Public Service Leadership
Public service leaders work in the constitutional shadows of elected political leaders and often in risk-averse environments. I regularly hear from public servants that it’s hard to get things done in this sort of context and I have a sense that too many managers and leaders spend too much time in a “caretaker” mode while waiting for signals, permission or directions to make changes approved in a political office.
As I have written in a previous post, there is considerable space and opportunity for public service leadership – both in improving policy and service delivery and in building capacity to better support the government of the day. In many cases, permission is not required. Political leaders expect this from public servants; they assume it is in our job descriptions. So there is both lots of space for more active forms of public service leadership and an expectation that public servants are exploring that space – including with their counterparts across organizational boundaries.
In turn, staff and managers look to leaders as role models. Leaders who are open with information, who cross boundaries, and who are conscious about the importance of recruitment, aligning the right talent with key projects and who think about succession planning are signalling the importance of these practices to others. This is one of the ways through which we can start to shift culture.

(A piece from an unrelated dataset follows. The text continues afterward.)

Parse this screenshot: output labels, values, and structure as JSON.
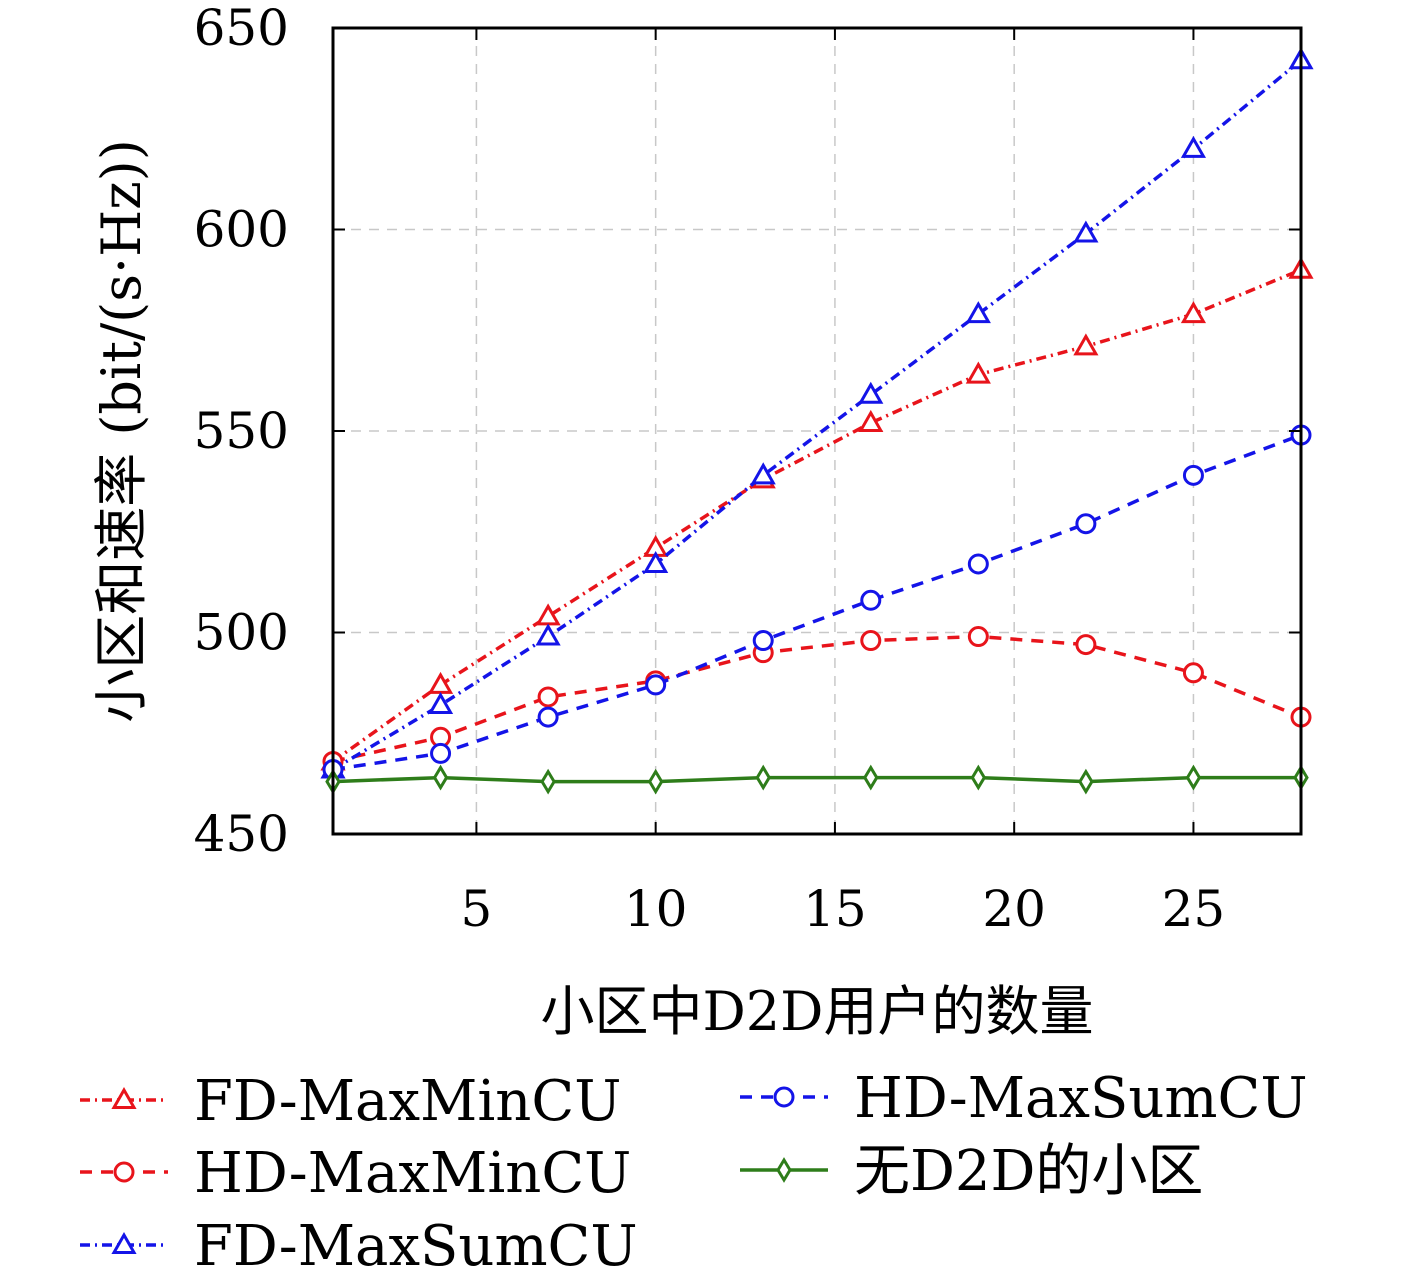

In summary, it seems to me that stepped-up approaches to crossing boundaries, an elevated focus on HR, and a more active approach to public service leadership are important separately but are also inter-related and synergistic. If we can do better in these areas our organizations will benefit considerably, as will our ability to achieve priority outcomes in the practice of public administration and in serving elected governments. This is not insurmountable, but it is hard work. Citizens should expect no less.